Judaism, Wntr-Spring, 2003 by Edward Alexander

There was also the problem of ideology. Could the professors who organized the boycott have been so ignorant of the Israeli political scene as not to know that the Israeli professoriate is the center of anti-Zionist polemic and political activity in the country? Many of the targets of the boycott would inevitably be people with political views similar to those of the boycotters themselves, especially the assumption that it is "occupation" that leads to Arab hatred of Israel, and not Arab hatred of Israel that leads to occupation.

The most paradoxical example of the boycott's effect was Oren Yiftachel, a political geographer from Ben-Gurion University, described by Ha'aretz (the Women's Wear Daily of the Israeli left) as "hold[ing] extreme leftist political views." Yiftachel had co-authored a paper with an Arab Israeli political scientist from Haifa University named As'ad Ghanem dealing with the attitude of Israeli authorities to Arabs within Israel proper and the disputed territories. They submitted it to the English periodical Political Geography, whose editor, David Slater, returned it with a note saying it had been rejected because its authors were Israelis.

Here was a case to test the mettle of a boycotter--a mischling article, half-Jewish, half-Arab, wholly the product of people carrying Israeli passports and working for Israeli institutions, yet expressing opinions on Israel as the devil's own experiment station indistinguishable from Slater's.

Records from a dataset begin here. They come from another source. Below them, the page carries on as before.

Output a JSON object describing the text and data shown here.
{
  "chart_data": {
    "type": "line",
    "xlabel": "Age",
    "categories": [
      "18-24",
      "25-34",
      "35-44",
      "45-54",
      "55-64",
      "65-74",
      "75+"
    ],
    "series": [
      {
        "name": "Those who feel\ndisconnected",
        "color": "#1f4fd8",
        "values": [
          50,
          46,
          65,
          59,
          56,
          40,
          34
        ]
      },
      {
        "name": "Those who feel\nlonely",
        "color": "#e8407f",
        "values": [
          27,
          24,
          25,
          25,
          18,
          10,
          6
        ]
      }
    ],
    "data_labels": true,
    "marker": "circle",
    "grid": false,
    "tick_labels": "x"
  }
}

Poor Slater, apparently unable to amputate the Jewish part of the article from the Arab part and (to quote him) "not sure to what extent [the authors] had been critical of Israel," rejected the thing in its entirety. Or so it seemed--for after half a year of wrangling, it emerged that Slater might accept the paper if only its authors would insert some more paragraphs likening Israel to apartheid South Africa. In other words, the Englishman might relax his boycotting principles if his ideological prejudices could be satisfied. Exactly what happened at this point is not easy to discover. Since Yiftachel is one of those academics who adheres to the motto "the other country, right or wrong" it is hard to believe he would balk at describing Israel as an apartheid state. He had in the past denounced Israeli governments as racist or dictatorial and had co-authored with Ghanem a piece in Ha'aretz urging Jews to participate in "Land Day." But now he had become the classic instance of somebody "hoist on his own petard," caught in his own trap. At one point he complained to Slater "that rejecting a person because of his [national] origin, from an academic point of view, is very problematic." Not only did it interfere with the progress of Yiftachel's career, it hurt the anti-Israel cause. "From a political and practical point of view, the boycott actually weakens the sources of opposition to the Israeli occupation in universities." (11) Poor Yiftachel found that when he and his colleague carried their message about Israeli wickedness to America, audiences would constantly pester them about--the boycott.